What you want is technically called spline interpolation, particularly order-1 spline interpolation (which would join straight line segments; order-2 joins parabolas, etc).

There is already a question here on Stack Overflow dealing with Spline Interpolation in Python, which will help you on your question. Here's the link. Post back if you have further questions after trying those tips.

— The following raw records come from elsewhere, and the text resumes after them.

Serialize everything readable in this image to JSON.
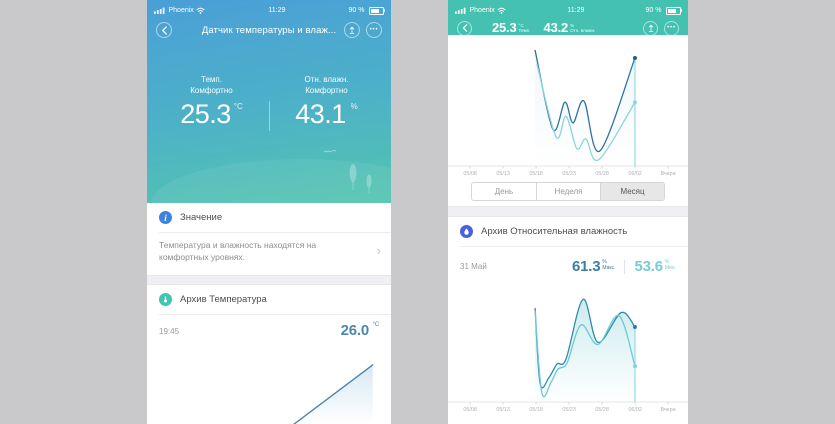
{
  "theme": {
    "background": "#c9c8ca",
    "left_header_blue": "#4a9fd7",
    "left_hero_teal": "#53c5ae",
    "right_header_teal": "#45c1b1",
    "value_blue": "#4d86ae",
    "max_blue": "#3c7ea6",
    "min_teal": "#79ccd3"
  },
  "icons": {
    "back": "chevron-left",
    "share": "share-up-arrow",
    "more": "ellipsis",
    "info": "info-circle",
    "temp_archive": "thermometer-circle",
    "humidity_archive": "water-drop-circle",
    "detail": "chevron-right",
    "signal": "cellular-bars",
    "wifi": "wifi",
    "battery": "battery"
  },
  "left_screen": {
    "status_bar": {
      "carrier": "Phoenix",
      "time": "11:29",
      "battery_percent": "90 %"
    },
    "nav": {
      "title": "Датчик температуры и влаж..."
    },
    "hero": {
      "temperature": {
        "label": "Темп.",
        "status": "Комфортно",
        "value": "25.3",
        "unit": "°C"
      },
      "humidity": {
        "label": "Отн. влажн.",
        "status": "Комфортно",
        "value": "43.1",
        "unit": "%"
      }
    },
    "value_section": {
      "title": "Значение",
      "description": "Температура и влажность находятся на комфортных уровнях."
    },
    "temp_archive_section": {
      "title": "Архив Температура",
      "time_label": "19:45",
      "value": "26.0",
      "unit": "°C"
    }
  },
  "right_screen": {
    "status_bar": {
      "carrier": "Phoenix",
      "time": "11:29",
      "battery_percent": "90 %"
    },
    "nav": {
      "temperature": {
        "value": "25.3",
        "unit": "°C",
        "label": "Темп."
      },
      "humidity": {
        "value": "43.2",
        "unit": "%",
        "label": "Отн. влажн."
      }
    },
    "tabs": [
      {
        "label": "День",
        "selected": false
      },
      {
        "label": "Неделя",
        "selected": false
      },
      {
        "label": "Месяц",
        "selected": true
      }
    ],
    "humidity_archive_section": {
      "title": "Архив Относительная влажность",
      "date": "31 Май",
      "max": {
        "value": "61.3",
        "unit": "%",
        "label": "Макс."
      },
      "min": {
        "value": "53.6",
        "unit": "%",
        "label": "Мин."
      }
    }
  },
  "chart_data": [
    {
      "id": "temp-archive-preview",
      "type": "area",
      "title": "Архив Температура",
      "annotation": {
        "time": "19:45",
        "value": 26.0,
        "unit": "°C"
      },
      "x_labels": null,
      "series": [
        {
          "name": "temperature",
          "color": "#4d86ae",
          "stroke_width": 1.4,
          "fill": true,
          "fill_color": "#a9cde6",
          "fill_opacity": 0.45,
          "points": [
            [
              59.8,
              0
            ],
            [
              92.5,
              79
            ]
          ]
        }
      ]
    },
    {
      "id": "temperature-month",
      "type": "line",
      "period": "Месяц",
      "x_labels": [
        "05/08",
        "05/13",
        "05/18",
        "05/23",
        "05/28",
        "06/02",
        "Вчера"
      ],
      "tick_start_pct": 9.2,
      "tick_end_pct": 91.7,
      "y_scale": "relative-0-100",
      "cursor": {
        "x_pct": 77.9,
        "line_color": "#7fd5d8"
      },
      "series": [
        {
          "name": "max",
          "color": "#2e72a2",
          "end_dot": "#1d5e8e",
          "fill": true,
          "fill_color": "#9fc9e0",
          "fill_opacity": 0.15,
          "points": [
            [
              36.3,
              95.5
            ],
            [
              43.7,
              30.4
            ],
            [
              48.7,
              52.7
            ],
            [
              52.1,
              35.7
            ],
            [
              56.7,
              53.6
            ],
            [
              63.3,
              12.5
            ],
            [
              77.9,
              89.3
            ]
          ]
        },
        {
          "name": "min",
          "color": "#8ad5da",
          "end_dot": "#8fd8db",
          "points": [
            [
              37.1,
              83.9
            ],
            [
              45,
              24.1
            ],
            [
              49.2,
              41.1
            ],
            [
              53.7,
              14.3
            ],
            [
              57.5,
              22.3
            ],
            [
              62.9,
              5.4
            ],
            [
              77.9,
              52.7
            ]
          ]
        }
      ]
    },
    {
      "id": "humidity-month",
      "type": "area",
      "period": "Месяц",
      "unit": "%",
      "selected_point": {
        "date": "31 Май",
        "max": 61.3,
        "min": 53.6
      },
      "x_labels": [
        "05/08",
        "05/13",
        "05/18",
        "05/23",
        "05/28",
        "06/02",
        "Вчера"
      ],
      "tick_start_pct": 9.2,
      "tick_end_pct": 91.7,
      "y_scale": "relative-0-100",
      "cursor": {
        "x_pct": 77.9,
        "line_color": "#7fd5d8"
      },
      "series": [
        {
          "name": "max",
          "color": "#2e8cab",
          "end_dot": "#2c7ea0",
          "fill": true,
          "fill_color": "#8ed4da",
          "fill_opacity": 0.45,
          "points": [
            [
              36.3,
              82.7
            ],
            [
              38.4,
              16.4
            ],
            [
              42.1,
              21.8
            ],
            [
              45.4,
              33.6
            ],
            [
              49.2,
              38.2
            ],
            [
              56.3,
              90.9
            ],
            [
              62.5,
              52.7
            ],
            [
              72.1,
              79.1
            ],
            [
              77.9,
              66.4
            ]
          ]
        },
        {
          "name": "min",
          "color": "#6fc9d1",
          "end_dot": "#83d2d6",
          "points": [
            [
              36.3,
              80
            ],
            [
              39.1,
              8.2
            ],
            [
              42.9,
              17.3
            ],
            [
              45.8,
              29.1
            ],
            [
              49.6,
              34.5
            ],
            [
              55.4,
              68.2
            ],
            [
              62.5,
              50.9
            ],
            [
              71.2,
              76.4
            ],
            [
              77.9,
              31.8
            ]
          ]
        }
      ]
    }
  ]
}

A very simple method ( not iterative, without initial guess, no bound to specify) is provided pages 30-31 in the paper : https://fr.scribd.com/document/380941024/Regression-par-morceaux-Piecewise-Regression-pdf . The result is :

NOTE : The method is based on the fitting of an integral equation. The present exemple is not a favourable case because the distribution of the abscisses of the points is far to be regular (no points in large ranges). This makes the numerical integration less accurate. Nevertheless, the piecewise fitting is surprisingly not bad.